Introduction
An excellent approach for spatiotemporal targeting of tumors, regardless
of their origin or location, is
application of genetically modified
non-pathogenic anaerobic bacteria (e.g. Salmonella , E.
coli , Clostridium, Bifidobacterium ) which can be preferentially
localized and proliferative in tumor site (1). Contrary to the
conventional cancer therapies, bacteria can also penetrate easily in
tumor site and be engineered in a way to respond in conditions specific
to the tumors (2). Despite this, rendering these genera of bacteria in
to non-toxic forms for human results in attenuation of their toxicity
against cancer cells (3). Therefore, numerous strategies have been
applied for further improving their anti-tumoral activities. One such a
strategy is to engineer bacteria to secret specific group of cytolytic
proteins such as toxins (e.g. Staphylococcus aureus alpha
hemolysin) or enzymes with capability of converting non-toxic prodrugs
in to cytotoxic ones (e.g. E. coli cytosine deaminase, converting
5-Fluorocytosine in to 5-Fluorouracil) (4).
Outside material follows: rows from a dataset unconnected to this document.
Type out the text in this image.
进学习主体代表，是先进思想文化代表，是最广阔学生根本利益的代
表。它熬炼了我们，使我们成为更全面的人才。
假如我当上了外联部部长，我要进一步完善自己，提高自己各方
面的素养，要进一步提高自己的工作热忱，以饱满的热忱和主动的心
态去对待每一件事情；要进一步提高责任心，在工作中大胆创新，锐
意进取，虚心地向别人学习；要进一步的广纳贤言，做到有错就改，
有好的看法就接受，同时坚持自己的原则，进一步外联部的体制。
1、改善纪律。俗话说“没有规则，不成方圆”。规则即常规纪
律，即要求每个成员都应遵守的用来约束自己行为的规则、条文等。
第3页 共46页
An even more specific cancer targeted therapy could be achieved through
the application of specific promoters capable of controlling gene
expression in response to specific inducers such as hypoxia. As a common
feature of most aggressive tumors, hypoxia is clinically associated with
poor clinical outcomes and development of resistance to most
chemotherapeutics and radiotherapy (5). Recently, Nasr and Eidgahi have
successfully developed an engineered nirB promoter without any
responding region for nitrite and nitrate, making it preferable and
selective for expression only under hypoxic tumor condition but not in
the presence of chemical inducers (6).
Long acting natriuretic peptide (LANP) together with kaliuretic peptide
(KP) and vessel dilator (VDL) comprise three of the four cardiac
peptides which have shown to suppress the growth of up to 97% of cancer
cells in vitro. 80% of human pancreatic adenocarcinomas together with
86% of human small-cell lung carcinomas (SCLC) have shown to be
successfully eradicated in athymic mice through the application of these
peptides. Furthermore, administration of cardiac peptides significantly
reduced the number of human breast adenocarcinoma cells within 24h of
application in vitro. Among these peptides, Vessel dilator appears to
hold the strongest anticancer property, reducing up to 97% of human
prostate cancer cell throughout the first 24 hours (7-9).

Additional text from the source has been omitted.